Tradisi Brandu, Menyembelih Ternak yang Sakit atau Mati di Gunungkidul Halaman all - Kompas.com

Ilustrasi sapi, ternak sapi.

YOGYAKARTA,KOMPAS.com-Tradisi brandu atau porak, tradisi mengganti rugi ternak yang mati atau sakit oleh warga Gunungkidul, DI Yogyakarta.

Tradisi ini sering terjadi ketika ada hewan ternak yang sakit maupun sudah mati dipotong dan dagingnya dijual untuk mengurangi kerugian pemilik ternak.

"Kalau sosialisasi sudah terus menerus kawan-kawan dari Dinas Peternakan dan Kesehatan Hewan (DPKH) sudah dilakukan agar tidak dibrandu intinya sudah berulang, kembali lagi faktor ekonomi, karena biasanya eman-eman (sia-sia)," kata Wakil Bupati Gunungkidul Heri Susanto saat ditemui di kantor Pemkab Gunungkidul Rabu (5/7/2023).

Disinggung upaya memutus rantai brandu, Heri mengaku akan dilakukan kajian. Harapannya tidak ada lagi warga yang mengkonsumsi ternak yang mati ataupun sakit.

"Selain itu kita ada upaya ke depan yang kira-kira nanti bisa meringankan saudara kita yang hewannya sakit, sehingga tidak dikonsumsi. Tapi Kita belum pasti langkahnya, tapi kita harus upayakan karena resikonya tinggi (kalau mengkonsumsi) penyakitnya antraks," kata dia.

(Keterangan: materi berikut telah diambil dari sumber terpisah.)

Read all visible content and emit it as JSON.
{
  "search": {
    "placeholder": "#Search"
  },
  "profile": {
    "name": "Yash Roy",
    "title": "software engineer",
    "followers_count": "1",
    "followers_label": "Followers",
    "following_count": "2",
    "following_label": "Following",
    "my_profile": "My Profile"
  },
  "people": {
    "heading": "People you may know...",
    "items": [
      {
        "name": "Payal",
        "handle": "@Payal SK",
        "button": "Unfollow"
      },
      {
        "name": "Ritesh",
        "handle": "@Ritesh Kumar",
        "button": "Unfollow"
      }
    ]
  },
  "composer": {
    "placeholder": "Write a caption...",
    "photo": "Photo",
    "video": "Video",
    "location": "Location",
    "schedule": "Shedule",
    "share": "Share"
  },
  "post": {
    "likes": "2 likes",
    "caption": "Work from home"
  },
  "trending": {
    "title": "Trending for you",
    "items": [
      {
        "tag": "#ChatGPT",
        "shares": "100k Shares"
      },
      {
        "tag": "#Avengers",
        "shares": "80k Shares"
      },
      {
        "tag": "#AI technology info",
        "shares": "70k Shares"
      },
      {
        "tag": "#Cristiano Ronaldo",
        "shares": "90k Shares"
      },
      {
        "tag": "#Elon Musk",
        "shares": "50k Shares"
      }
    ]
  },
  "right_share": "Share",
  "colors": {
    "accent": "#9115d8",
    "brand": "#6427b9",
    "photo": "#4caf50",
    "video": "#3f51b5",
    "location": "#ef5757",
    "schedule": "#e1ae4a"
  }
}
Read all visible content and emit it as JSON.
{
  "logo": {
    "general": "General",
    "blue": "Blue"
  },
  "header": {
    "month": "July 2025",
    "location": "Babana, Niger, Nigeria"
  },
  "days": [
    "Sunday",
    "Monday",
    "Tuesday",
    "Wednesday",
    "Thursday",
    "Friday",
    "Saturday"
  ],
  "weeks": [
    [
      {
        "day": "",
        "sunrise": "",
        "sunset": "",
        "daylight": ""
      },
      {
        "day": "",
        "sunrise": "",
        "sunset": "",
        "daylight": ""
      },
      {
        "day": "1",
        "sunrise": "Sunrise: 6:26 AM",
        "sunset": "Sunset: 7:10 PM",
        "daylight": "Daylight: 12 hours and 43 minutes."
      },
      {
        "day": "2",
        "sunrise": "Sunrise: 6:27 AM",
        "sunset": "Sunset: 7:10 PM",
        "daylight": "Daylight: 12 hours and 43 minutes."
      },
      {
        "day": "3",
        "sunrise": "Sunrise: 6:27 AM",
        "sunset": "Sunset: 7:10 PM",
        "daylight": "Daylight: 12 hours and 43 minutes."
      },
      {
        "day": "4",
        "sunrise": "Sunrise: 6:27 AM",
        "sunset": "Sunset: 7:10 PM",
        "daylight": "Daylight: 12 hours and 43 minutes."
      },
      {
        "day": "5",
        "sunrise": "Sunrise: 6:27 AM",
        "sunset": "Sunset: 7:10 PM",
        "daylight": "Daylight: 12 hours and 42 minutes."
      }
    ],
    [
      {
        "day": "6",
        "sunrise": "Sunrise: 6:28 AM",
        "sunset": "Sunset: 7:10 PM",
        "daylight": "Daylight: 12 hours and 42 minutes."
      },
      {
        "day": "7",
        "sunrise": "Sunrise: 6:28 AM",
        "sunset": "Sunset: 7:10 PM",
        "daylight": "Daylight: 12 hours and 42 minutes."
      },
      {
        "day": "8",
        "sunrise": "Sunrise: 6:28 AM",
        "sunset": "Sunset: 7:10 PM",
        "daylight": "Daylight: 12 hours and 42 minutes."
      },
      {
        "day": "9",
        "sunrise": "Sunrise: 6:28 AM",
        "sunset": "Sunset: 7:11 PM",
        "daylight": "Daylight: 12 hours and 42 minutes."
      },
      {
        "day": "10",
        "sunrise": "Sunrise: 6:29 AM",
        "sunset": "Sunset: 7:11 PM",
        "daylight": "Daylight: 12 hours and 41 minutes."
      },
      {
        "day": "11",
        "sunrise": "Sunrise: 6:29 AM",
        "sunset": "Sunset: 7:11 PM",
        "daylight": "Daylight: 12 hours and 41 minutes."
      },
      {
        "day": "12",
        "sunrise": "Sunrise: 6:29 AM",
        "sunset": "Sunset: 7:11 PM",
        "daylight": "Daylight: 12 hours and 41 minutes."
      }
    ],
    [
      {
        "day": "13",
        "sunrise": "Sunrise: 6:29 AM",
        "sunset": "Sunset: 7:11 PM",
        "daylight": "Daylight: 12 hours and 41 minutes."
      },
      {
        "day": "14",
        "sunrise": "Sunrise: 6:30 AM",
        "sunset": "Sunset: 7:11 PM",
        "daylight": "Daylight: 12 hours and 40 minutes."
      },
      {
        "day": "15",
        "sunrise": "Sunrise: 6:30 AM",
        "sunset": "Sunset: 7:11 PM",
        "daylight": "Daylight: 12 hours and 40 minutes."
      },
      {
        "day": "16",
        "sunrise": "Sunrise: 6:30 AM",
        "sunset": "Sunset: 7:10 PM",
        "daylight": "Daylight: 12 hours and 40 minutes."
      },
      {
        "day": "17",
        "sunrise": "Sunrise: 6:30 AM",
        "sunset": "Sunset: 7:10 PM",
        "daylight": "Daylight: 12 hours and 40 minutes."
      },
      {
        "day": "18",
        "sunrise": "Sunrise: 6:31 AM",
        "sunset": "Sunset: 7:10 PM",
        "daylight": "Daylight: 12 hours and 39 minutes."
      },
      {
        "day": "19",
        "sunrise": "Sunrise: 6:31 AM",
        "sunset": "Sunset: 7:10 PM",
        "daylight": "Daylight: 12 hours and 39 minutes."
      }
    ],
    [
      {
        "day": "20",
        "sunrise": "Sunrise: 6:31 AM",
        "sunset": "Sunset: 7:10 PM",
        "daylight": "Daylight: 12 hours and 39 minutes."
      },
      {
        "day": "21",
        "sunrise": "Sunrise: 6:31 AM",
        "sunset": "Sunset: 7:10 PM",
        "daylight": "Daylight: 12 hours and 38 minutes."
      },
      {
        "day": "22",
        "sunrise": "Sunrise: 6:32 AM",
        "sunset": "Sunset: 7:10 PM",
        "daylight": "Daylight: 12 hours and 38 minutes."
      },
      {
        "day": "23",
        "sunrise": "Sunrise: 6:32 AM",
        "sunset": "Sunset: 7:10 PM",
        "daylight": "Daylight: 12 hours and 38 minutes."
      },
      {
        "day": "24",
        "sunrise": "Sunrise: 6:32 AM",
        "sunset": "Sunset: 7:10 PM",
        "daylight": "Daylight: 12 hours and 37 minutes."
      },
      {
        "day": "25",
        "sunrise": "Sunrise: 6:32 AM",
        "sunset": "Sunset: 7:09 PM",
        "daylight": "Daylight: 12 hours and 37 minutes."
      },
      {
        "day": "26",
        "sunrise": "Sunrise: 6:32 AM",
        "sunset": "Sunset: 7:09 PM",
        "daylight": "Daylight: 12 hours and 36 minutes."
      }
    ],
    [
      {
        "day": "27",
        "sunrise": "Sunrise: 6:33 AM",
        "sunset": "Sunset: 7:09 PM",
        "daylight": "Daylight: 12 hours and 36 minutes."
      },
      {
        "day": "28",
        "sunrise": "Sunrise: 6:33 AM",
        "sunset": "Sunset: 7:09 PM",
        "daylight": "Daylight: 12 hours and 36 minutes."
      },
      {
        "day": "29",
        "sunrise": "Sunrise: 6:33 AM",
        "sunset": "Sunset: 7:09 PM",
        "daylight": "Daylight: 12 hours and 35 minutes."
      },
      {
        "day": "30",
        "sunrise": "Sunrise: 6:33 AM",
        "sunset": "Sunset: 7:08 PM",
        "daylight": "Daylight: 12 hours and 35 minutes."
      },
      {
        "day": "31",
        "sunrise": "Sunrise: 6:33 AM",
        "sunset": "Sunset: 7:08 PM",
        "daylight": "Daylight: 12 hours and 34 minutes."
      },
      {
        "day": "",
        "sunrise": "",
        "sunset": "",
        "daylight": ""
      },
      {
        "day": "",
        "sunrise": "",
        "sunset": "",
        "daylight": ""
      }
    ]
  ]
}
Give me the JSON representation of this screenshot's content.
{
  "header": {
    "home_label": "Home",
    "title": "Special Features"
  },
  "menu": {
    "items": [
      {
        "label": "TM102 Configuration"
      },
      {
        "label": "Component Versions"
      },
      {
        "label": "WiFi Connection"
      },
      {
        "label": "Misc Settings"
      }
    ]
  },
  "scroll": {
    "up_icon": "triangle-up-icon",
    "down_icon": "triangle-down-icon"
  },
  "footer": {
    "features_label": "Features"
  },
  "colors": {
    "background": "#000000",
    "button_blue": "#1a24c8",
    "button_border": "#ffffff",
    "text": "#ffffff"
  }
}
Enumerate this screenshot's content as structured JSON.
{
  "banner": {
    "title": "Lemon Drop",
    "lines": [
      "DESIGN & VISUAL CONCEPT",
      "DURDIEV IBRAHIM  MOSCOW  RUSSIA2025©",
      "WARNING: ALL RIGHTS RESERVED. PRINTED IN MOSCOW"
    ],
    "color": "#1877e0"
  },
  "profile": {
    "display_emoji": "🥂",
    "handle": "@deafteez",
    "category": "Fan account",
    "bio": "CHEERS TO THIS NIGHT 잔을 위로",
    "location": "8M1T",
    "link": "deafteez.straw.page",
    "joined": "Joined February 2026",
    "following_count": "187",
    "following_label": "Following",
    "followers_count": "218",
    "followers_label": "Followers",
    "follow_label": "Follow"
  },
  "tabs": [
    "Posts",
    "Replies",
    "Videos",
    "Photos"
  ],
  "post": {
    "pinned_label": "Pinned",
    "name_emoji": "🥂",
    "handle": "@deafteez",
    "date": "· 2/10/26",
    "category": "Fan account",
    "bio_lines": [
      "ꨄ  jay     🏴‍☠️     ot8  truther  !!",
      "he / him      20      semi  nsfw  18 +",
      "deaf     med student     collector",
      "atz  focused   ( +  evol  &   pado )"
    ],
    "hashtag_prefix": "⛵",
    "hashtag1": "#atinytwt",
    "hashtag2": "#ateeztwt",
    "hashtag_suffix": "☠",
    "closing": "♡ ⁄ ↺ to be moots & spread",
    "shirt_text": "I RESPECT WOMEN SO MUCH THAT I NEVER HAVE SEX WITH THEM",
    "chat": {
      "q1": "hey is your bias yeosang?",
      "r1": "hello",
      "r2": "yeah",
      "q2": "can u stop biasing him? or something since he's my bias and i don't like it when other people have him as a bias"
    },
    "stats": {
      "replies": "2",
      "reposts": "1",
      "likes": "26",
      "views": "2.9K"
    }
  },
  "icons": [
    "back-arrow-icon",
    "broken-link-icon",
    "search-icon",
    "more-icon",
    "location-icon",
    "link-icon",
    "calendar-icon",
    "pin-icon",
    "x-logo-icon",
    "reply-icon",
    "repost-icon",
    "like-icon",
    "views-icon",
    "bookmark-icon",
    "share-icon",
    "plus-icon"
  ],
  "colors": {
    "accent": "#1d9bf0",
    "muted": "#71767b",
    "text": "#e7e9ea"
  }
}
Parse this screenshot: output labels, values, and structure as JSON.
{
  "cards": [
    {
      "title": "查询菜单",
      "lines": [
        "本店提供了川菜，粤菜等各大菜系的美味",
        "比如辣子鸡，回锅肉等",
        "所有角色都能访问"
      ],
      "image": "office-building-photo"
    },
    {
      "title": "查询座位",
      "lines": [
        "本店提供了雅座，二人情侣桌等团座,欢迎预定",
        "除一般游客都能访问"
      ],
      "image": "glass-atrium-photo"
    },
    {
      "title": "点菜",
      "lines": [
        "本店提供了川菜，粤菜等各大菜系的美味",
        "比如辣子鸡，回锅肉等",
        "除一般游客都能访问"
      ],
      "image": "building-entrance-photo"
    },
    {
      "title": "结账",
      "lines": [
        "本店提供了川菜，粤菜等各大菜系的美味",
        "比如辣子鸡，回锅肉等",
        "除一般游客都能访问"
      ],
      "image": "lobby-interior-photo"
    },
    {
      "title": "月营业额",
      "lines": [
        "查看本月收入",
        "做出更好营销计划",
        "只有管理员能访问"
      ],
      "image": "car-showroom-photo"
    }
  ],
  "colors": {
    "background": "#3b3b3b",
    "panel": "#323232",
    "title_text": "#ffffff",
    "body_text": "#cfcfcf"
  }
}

Kepala Bidang Kesehatan Hewan, DPKH Gunungkidul, Retno Widyastuti mengakui tradisi brandu menjadi kendala dalam penanganan antraks di Gunungkidul.

Ternak yang sudah muncul bakteri antraks sebenarnya bisa diberikan obat dan sembuh.

Berbeda jika ternak mati dan langsung disembelih, bakteri akan mudah menjadi spora dan akan berbeda jika langsung dikubur karena spora tidak akan menyebar.

Spora ini bertahan sekitar 40 tahun hingga 80 tahun.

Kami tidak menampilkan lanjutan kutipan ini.